Intermountain Healthcare utilizes an integrated system approach to deliver the best patient care, consistently and at the lowest appropriate cost. We are able to use the expertise from our hospitals, clinics, and health plan to ensure excellent and consistent care no matter which Intermountain facility you visit.
3D Echo
Some echocardiograms are enhanced with 3D technology so that the doctor can see a three-dimensional picture and manipulate it to see the heart from multiple angles. This technology provides views not possible with a conventional 2D echo.
Cardiac CT
A Cardiac CT scan creates a 3-D image by combining x-rays of thin cross-sections of your heart. After a contrast dye is injected, you lie on a table that slowly moves you through a CT machine as a rotating x-ray tube takes the cross-section images. Each x-ray dose is an extremely low level and lasts just a fraction of a second. A Cardiac CT scan provides highly detailed images that are helpful in detecting problems with the heart and arteries.
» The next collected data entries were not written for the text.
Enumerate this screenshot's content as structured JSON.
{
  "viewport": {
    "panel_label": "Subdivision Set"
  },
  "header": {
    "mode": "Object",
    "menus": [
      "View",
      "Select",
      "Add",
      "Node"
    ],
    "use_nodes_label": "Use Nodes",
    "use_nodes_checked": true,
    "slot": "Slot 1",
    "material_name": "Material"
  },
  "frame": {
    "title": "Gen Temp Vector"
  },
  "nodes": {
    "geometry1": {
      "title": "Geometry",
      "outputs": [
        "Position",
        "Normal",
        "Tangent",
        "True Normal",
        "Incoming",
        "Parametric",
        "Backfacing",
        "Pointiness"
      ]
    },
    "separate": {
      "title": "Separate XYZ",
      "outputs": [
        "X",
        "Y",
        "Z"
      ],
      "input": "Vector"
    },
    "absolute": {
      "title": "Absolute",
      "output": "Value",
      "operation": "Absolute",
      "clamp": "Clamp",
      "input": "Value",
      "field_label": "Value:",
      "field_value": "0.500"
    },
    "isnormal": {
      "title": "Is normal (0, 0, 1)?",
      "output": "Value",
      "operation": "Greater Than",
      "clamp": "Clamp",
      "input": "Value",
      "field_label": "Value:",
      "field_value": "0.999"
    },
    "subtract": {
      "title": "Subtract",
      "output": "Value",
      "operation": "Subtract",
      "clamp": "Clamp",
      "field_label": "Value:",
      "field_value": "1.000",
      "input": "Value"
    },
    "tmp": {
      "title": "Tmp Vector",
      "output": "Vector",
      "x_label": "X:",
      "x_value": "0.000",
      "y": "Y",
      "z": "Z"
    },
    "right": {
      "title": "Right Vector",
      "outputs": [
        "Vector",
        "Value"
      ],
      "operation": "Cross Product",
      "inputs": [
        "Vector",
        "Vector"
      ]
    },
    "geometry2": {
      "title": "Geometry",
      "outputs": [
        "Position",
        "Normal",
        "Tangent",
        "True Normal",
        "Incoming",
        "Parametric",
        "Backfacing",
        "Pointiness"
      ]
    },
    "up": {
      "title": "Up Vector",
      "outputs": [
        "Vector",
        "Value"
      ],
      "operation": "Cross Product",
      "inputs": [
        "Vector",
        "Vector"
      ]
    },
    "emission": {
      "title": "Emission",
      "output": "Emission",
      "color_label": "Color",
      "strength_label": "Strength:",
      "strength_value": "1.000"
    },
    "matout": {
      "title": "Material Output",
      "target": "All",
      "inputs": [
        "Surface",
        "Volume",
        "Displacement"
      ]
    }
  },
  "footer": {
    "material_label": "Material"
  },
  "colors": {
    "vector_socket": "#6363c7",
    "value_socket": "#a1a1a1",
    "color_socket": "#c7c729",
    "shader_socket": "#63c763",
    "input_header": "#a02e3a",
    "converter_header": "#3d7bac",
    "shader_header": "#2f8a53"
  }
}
Cardiac Magnetic Resonance Imaging
Cardiac magnetic resonance (CMR) imaging is an MRI for your heart. It uses powerful magnets to create pictures of the heart and coronary arteries. During this test, you’re placed in a chamber surrounded by a magnetic field. In response to the magnetic force, the atoms that make up your body’s tissues produce weak signals. With the help of a computer, these signals are magnified and recorded. They can then be used to create cross-section views (“slices”) of your heart as well as three-dimensional images. These can be still or motion pictures.
CMR can reveal the structure and size of the heart chambers, wall, and valves. It can also be used to show blood flow to and through the heart, and measure your ejection fraction. These images can help healthcare providers determine the extent of heart muscle damage (as from a heart attack), assess blood flow problems, and detect and evaluate leaking in the heart’s chambers and valves.
Intracardiac Echo (ICE)
An intracardiac echo (ICE) involves inserting a tiny catheter with an ultrasound sensor into a blood vessel, then passing it into the heart to enhance the images of the internal structures of the heart. ICD is often used to provide guidance as devices or balloons are placed into the heart.
IVUS
Intravascular ultrasound (IVUS) is used to help diagnose coronary artery disease. IVUS uses high-frequency sound waves to create a motion picture of the interior of your coronary arteries. In the cardiac cath lab, a device called a transducer is attached to a catheter, and threaded through an artery into your heart. The transducer sends out sound waves that bounce off the artery structures and return as echoes. These echoes are converted into images on a monitor.
Transesophageal Echo (TEE)
Before heart surgery, or if a standard echo produces poor images, a healthcare provider may order a transesophageal echocardiogram (TEE). With TEE, the transducer is placed so that it rests directly behind the heart. From this vantage point, the transducer can obtain high-quality images of the heart from all sides.